Komite Olimpiade Internasional (IOC) memutuskan tidak akan menyelidiki Presiden FIFA Gianni Infantino terkait dugaan pelanggaran prinsip netralitas politik dalam hubungannya dengan Presiden Amerika Serikat Donald Trump selama penyelenggaraan Piala Dunia 2026.
Keputusan itu diumumkan setelah organisasi hak asasi manusia FairSquare mengajukan pengaduan resmi kepada IOC. Dalam laporannya, FairSquare menuding Infantino melanggar aturan etik Olimpiade, termasuk terkait keputusan FIFA menunda sanksi larangan bermain terhadap penyerang Timnas Amerika Serikat Folarin Balogun.

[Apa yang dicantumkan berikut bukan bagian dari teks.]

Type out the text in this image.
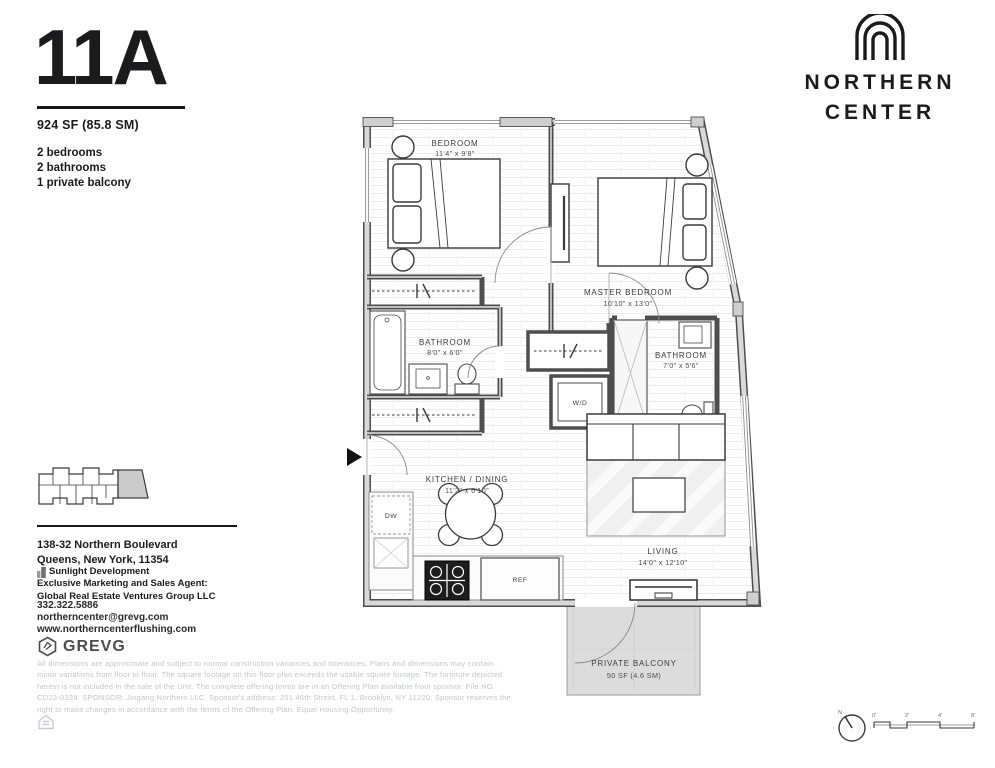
11A
924 SF (85.8 SM)
2 bedrooms
2 bathrooms
1 private balcony
NORTHERN
CENTER
138-32 Northern Boulevard
Queens, New York, 11354
Sunlight Development
Exclusive Marketing and Sales Agent:
Global Real Estate Ventures Group LLC
332.322.5886
northerncenter@grevg.com
www.northerncenterflushing.com
GREVG
All dimensions are approximate and subject to normal construction variances and tolerances. Plans and dimensions may contain minor variations from floor to floor. The square footage on this floor plan exceeds the usable square footage. The furniture depicted herein is not included in the sale of the Unit. The complete offering terms are in an Offering Plan available from sponsor. File NO. CD23-0339. SPONSOR: Jingang Northern LLC. Sponsor's address: 201 46th Street, FL 1, Brooklyn, NY 11220. Sponsor reserves the right to make changes in accordance with the terms of the Offering Plan. Equal Housing Opportunity.
BEDROOM
11'4" x 9'8"
MASTER BEDROOM
10'10" x 13'0"
BATHROOM
8'0" x 6'0"	BATHROOM
7'0" x 5'6"
KITCHEN / DINING
11'2" x 6'10"
LIVING
14'0" x 12'10"
PRIVATE BALCONY
50 SF (4.6 SM)
DW
REF
W/D
N	0'	2'	4'	8'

Kontroversi tersebut mencuat setelah Trump mengaku secara pribadi meminta Infantino meninjau kembali kartu merah yang diterima Balogun.
IOC: Bukan Ranah Kami
Meski Infantino merupakan anggota IOC, lembaga tersebut menyatakan kasus yang dilaporkan FairSquare berada di luar kewenangan Komisi Etiknya.
Juru bicara IOC menjelaskan bahwa pengaduan tersebut berkaitan dengan tata kelola internal FIFA, hubungan federasi dengan pemerintah, serta penerapan regulasi sepak bola, yang tidak berada dalam cakupan Kode Etik IOC.
“Komisi Etik IOC telah menganalisis secara menyeluruh pengaduan dari FairSquare,” kata juru bicara IOC.
Menurut IOC, setiap federasi olahraga internasional memiliki independensi dan otonomi dalam menjalankan organisasinya.
“Pengaduan tersebut hanya berkaitan dengan keputusan tata kelola FIFA, hubungan dengan pemerintah, dan penerapan aturan sepak bola. Semua itu berada di luar yurisdiksi Komisi Etik IOC.”
Dengan demikian, IOC memutuskan tidak membuka penyelidikan terhadap Infantino.
Berawal dari Kasus Folarin Balogun
Kontroversi bermula ketika Komite Disiplin FIFA pada 5 Juli menangguhkan larangan satu pertandingan yang seharusnya dijalani penyerang AS, Folarin Balogun, akibat kartu merah yang diterimanya di Piala Dunia 2026.
Sehari kemudian, Donald Trump mengungkapkan bahwa dirinya secara langsung melobi Infantino agar keputusan tersebut ditinjau ulang.
Meski Infantino menegaskan seluruh komite di FIFA bekerja secara independen, hingga kini FIFA belum memberikan penjelasan rinci mengenai alasan penangguhan hukuman tersebut.
Menurut laporan The Times, keputusan itu diambil sendiri oleh Ketua Komite Disiplin FIFA, Mohammad Al Kamali.
UEFA Sebut Keputusan FIFA Tak Masuk Akal
Keputusan FIFA menuai kritik keras dari UEFA.
Konfederasi sepak bola Eropa itu menyebut penangguhan hukuman Balogun sebagai keputusan yang “belum pernah terjadi sebelumnya, tidak dapat dipahami, dan tidak dapat dibenarkan.”
Presiden UEFA Aleksander Ceferin bahkan dikabarkan memilih tidak menghadiri final Piala Dunia 2026 sebagai bentuk protes terhadap penanganan kasus tersebut serta sejumlah persoalan tata kelola FIFA lainnya.
FairSquare Masih Tempuh Jalur FIFA
Selain melapor ke IOC, FairSquare juga telah mengajukan pengaduan kepada kamar investigasi Komite Etik FIFA sejak Desember tahun lalu.
Laporan tersebut tidak hanya menyoroti kasus Balogun, tetapi juga menuduh Infantino beberapa kali menunjukkan dukungan terbuka terhadap kebijakan Donald Trump.
FairSquare juga meminta FIFA menyelidiki proses pembentukan FIFA Peace Prize serta keputusan memberikan penghargaan tersebut kepada Trump saat undian Piala Dunia 2026.
Organisasi itu mengaku telah menerima konfirmasi bahwa laporannya diterima Komite Etik FIFA, namun hingga kini belum memperoleh informasi lebih lanjut mengenai perkembangan penyelidikan.